My first ECM project was interesting as well. With a fair understanding of the design, interfaces and products but literally no conceptal understanding of how ECM solved problems, I landed into the murky world. It was an experience I wouldn't forget. It taught me stuff - I'm sure books would never do justice to. I had a techie's view on a subject that enthralls corporate IT departments worldwide & keeps consultant's pockets stuffed with wads of money. The clients wanted to know about proper taxonomy design, migration roadmap, infrastructure sizing, functional design - basically about how their problem areas would be resolved. And here was I, trying to map these to folder structures, dump & load tools, product installation, caching tools - everything nuts & bolts about the product - but not how it helped solve the problem. ( Of course - I still managed to complete that project with integrity ;-).

It was there, slowly & gradually, across months, that basic nirvana dawned on me - why ECM was significant. What I'd got myself into. Why the bigwigs were spending so much on this Enterprise buzz.

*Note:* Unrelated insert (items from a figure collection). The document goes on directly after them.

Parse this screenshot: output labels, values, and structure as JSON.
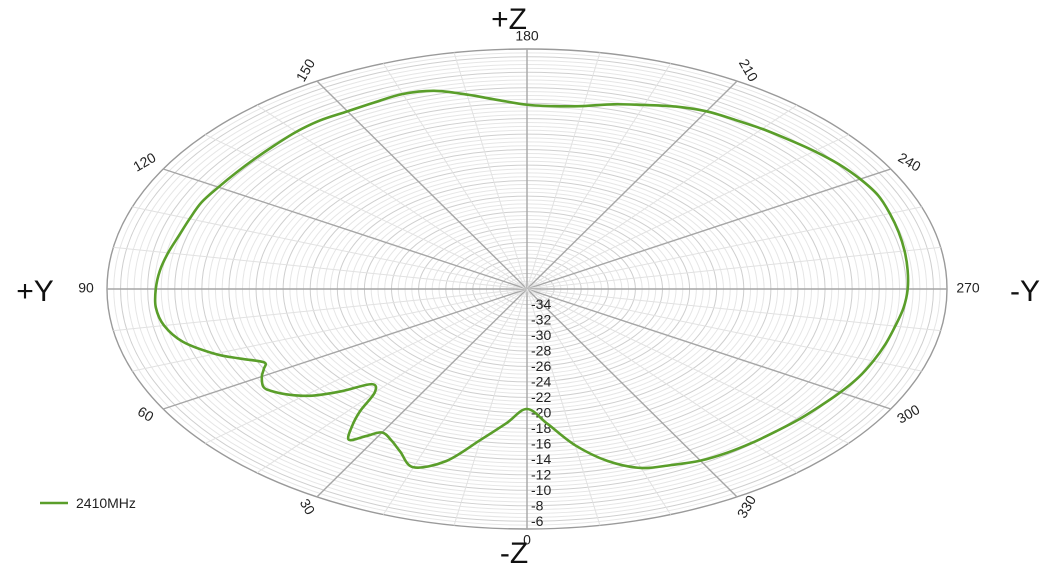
{
  "chart_data": {
    "type": "polar-line",
    "angle_direction": "clockwise",
    "zero_angle_position": "bottom",
    "angle_tick_labels": [
      "0",
      "30",
      "60",
      "90",
      "120",
      "150",
      "180",
      "210",
      "240",
      "270",
      "300",
      "330"
    ],
    "radial_tick_labels": [
      "-34",
      "-32",
      "-30",
      "-28",
      "-26",
      "-24",
      "-22",
      "-20",
      "-18",
      "-16",
      "-14",
      "-12",
      "-10",
      "-8",
      "-6"
    ],
    "radial_range": [
      -36,
      -5
    ],
    "axis_names": {
      "top": "+Z",
      "bottom": "-Z",
      "left": "+Y",
      "right": "-Y"
    },
    "legend_position": "bottom-left",
    "series": [
      {
        "name": "2410MHz",
        "color": "#5a9e2a",
        "points": [
          [
            0,
            -20.5
          ],
          [
            5,
            -18.6
          ],
          [
            10,
            -16.2
          ],
          [
            15,
            -13.0
          ],
          [
            20,
            -11.5
          ],
          [
            24,
            -13.0
          ],
          [
            27,
            -14.0
          ],
          [
            30,
            -14.6
          ],
          [
            32,
            -13.6
          ],
          [
            34,
            -12.5
          ],
          [
            36,
            -14.0
          ],
          [
            38,
            -16.0
          ],
          [
            40,
            -18.5
          ],
          [
            43,
            -19.2
          ],
          [
            46,
            -17.0
          ],
          [
            49,
            -15.0
          ],
          [
            52,
            -13.8
          ],
          [
            55,
            -13.0
          ],
          [
            57,
            -12.8
          ],
          [
            60,
            -13.4
          ],
          [
            62,
            -14.0
          ],
          [
            64,
            -14.4
          ],
          [
            67,
            -13.0
          ],
          [
            70,
            -11.5
          ],
          [
            75,
            -9.7
          ],
          [
            80,
            -8.8
          ],
          [
            85,
            -8.5
          ],
          [
            90,
            -8.6
          ],
          [
            95,
            -8.8
          ],
          [
            100,
            -9.1
          ],
          [
            105,
            -9.4
          ],
          [
            110,
            -9.5
          ],
          [
            115,
            -9.5
          ],
          [
            120,
            -9.7
          ],
          [
            125,
            -9.8
          ],
          [
            130,
            -9.8
          ],
          [
            135,
            -9.7
          ],
          [
            140,
            -9.5
          ],
          [
            145,
            -9.4
          ],
          [
            150,
            -9.5
          ],
          [
            155,
            -9.4
          ],
          [
            160,
            -9.2
          ],
          [
            165,
            -9.5
          ],
          [
            170,
            -10.5
          ],
          [
            175,
            -11.5
          ],
          [
            180,
            -12.2
          ],
          [
            185,
            -12.3
          ],
          [
            190,
            -12.0
          ],
          [
            195,
            -11.3
          ],
          [
            200,
            -10.7
          ],
          [
            205,
            -10.0
          ],
          [
            210,
            -9.5
          ],
          [
            215,
            -9.3
          ],
          [
            220,
            -9.0
          ],
          [
            225,
            -8.7
          ],
          [
            230,
            -8.3
          ],
          [
            235,
            -7.9
          ],
          [
            240,
            -7.6
          ],
          [
            245,
            -7.4
          ],
          [
            250,
            -7.5
          ],
          [
            255,
            -7.6
          ],
          [
            260,
            -7.7
          ],
          [
            265,
            -7.8
          ],
          [
            270,
            -7.9
          ],
          [
            275,
            -8.1
          ],
          [
            280,
            -8.4
          ],
          [
            285,
            -8.6
          ],
          [
            290,
            -8.8
          ],
          [
            295,
            -9.0
          ],
          [
            300,
            -9.3
          ],
          [
            305,
            -9.6
          ],
          [
            310,
            -9.8
          ],
          [
            315,
            -10.0
          ],
          [
            320,
            -10.1
          ],
          [
            325,
            -10.2
          ],
          [
            330,
            -10.4
          ],
          [
            335,
            -10.9
          ],
          [
            340,
            -11.4
          ],
          [
            345,
            -13.0
          ],
          [
            350,
            -15.5
          ],
          [
            355,
            -18.5
          ],
          [
            360,
            -20.5
          ]
        ]
      }
    ]
  }
}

I then set about exploring the other facets of ECM - not as a product but as an domain. Started with the histories of EDMS'es, explored the various logical designs for ECM systems, why some systems succeeded while others failed, what differentiated the cream from the rest, what industry pundits were predicting, the various streams of ECM and their significance - basically more case-studies etc about how real-life projects implemented & integrated ECM into their folds.

Today, I'm still no expert in the field. The field seems deeper as I dig each day. But yes - I have cleared a lot of those queries nagging behind my mind. Instead of getting awed by complex architectures, today I'd focus more on identifying how that helps solve the problem at hand. It is especially important as Web2.0, Serverside & XML based stuff merge together to throw up an amazing range of technology platforms. One definitely needs to keep abreast of them but always let the simple ideas and foundations behind them guide you.